Cuando pienso que el tiempo es apenas un modelo mental, un andamiaje edificado para racionalizar el flujo de cambio material que se estrella contra nuestro universo, me dan ganas de experimentar el mundo sin temporalidad. Fracaso, siempre. Sin embargo, hay instancias en las que siento que me aproximo un poco, cuando logro frenar la velocidad del «flujo», calmar la cabeza un poco, y sentirme en el mundo sin anticipar nada. En esos momentos no me cabe duda de que la percepción consciente juega un papel fundamental en la sensación de temporalidad. Pienso que mientras la mente crea el tiempo, la consciencia posee la facultad de observar la instrumentación del modelo, y al observarlo la consciencia se posiciona fuera del dominio temporal. Las analogías siempre me han ayudado a asir lo abstracto, y en este caso me sirve la que Wittgenstein hace entre el ojo y el campo visual. Ilustra cómo el ojo genera el campo pero se ubica fuera de él (el ojo no ve el ojo), tal cual el sujeto yace fuera del mundo. Asimismo, el «campo perceptual» de la consciencia se temporaliza porque solo así puede hilar el mundo para que quepa en el embudo racional, mientras la consciencia misma es una singularidad atemporal que yace fuera del efecto de su propio dominio. Es como si, por decirlo de alguna manera, nuestra consciencia proyectara linealidad, como si fuéramos faroles que lanzan una luz temporal sobre nuestra experiencia del mundo. De este modo nos disponemos para que nuestra vida acontezca en vez de que sea. La existencia que acontece es percibida como lineal, y causal: comienzo, medio, fin. En cambio ser, en su totalidad, no posee tiempo, simplemente es.
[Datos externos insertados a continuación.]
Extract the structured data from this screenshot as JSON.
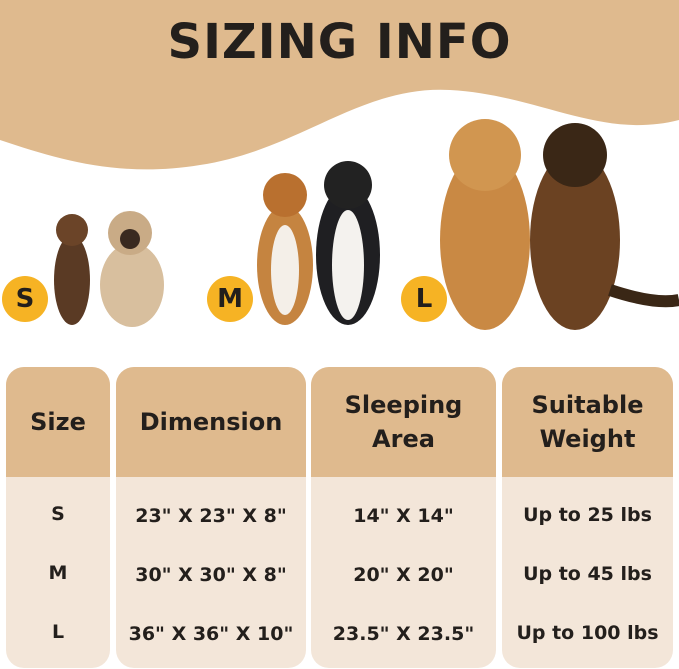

Pienso que más allá de los méritos y/o debilidades de estas y otras teorías del tiempo (que en fin, no son más que eso, teorías),* el aspecto que pareciera trascender sus diferencias se encuentra en la consciencia y el papel fundamental que cumple en la percepción del flujo temporal. Desde la física a la filosofía del tiempo, la consciencia se vuelve un punto de partida que se resiste al exilio. Cada vez que intento definir el tiempo sin el protagonismo de la observación siento que es un empresa condenada al fracaso. De modo que vuelvo a la idea de que la mente crea el tiempo, y que la consciencia es una singularidad que se ubica fuera del flujo continuo instrumentado por el «campo perceptual». Es en esta intersección que me surgen las preguntas en torno a la muerte, sobre su aparente finalidad absoluta e irreversible vis-à-vis la perpetuidad atemporal de la consciencia; el primer estado observado desde una perspectiva externa versus el segundo, experimentado desde la subjetividad de una percepción menguante. ¿Cómo consolidar un fenómeno temporal y cronológico ante una disposición atemporal y eterna? ¿Pueden ambas condiciones coexistir de manera simultánea? Si sostenemos que el tiempo es una función de la consciencia, entonces podríamos especular que sí, que ambas condiciones son compatibles y que el umbral de la muerte permitiría la existencia en estado atemporal. Y si el ocaso de la mente va mano a mano con la clausura del «campo perceptual», entonces la inercia de la mente menguante debería dilatarse y ser eterna. Y mientras la percepción de la consciencia se va frenando, asimismo lo hace el tiempo, reptando en perpetuidad hacia un horizonte infinito, mas nunca arribando. La percepción generada por la consciencia, incluyendo el tiempo percibido, se aproxima in aeternum a cero sin alcanzarlo nunca. En consecuencia, la eternidad no es para siempre ni es cronológica, es inextinguible porque da un paso al costado. Se ubica fuera del flujo de la continuidad, donde la siempre-dad se vuelve obsoleta.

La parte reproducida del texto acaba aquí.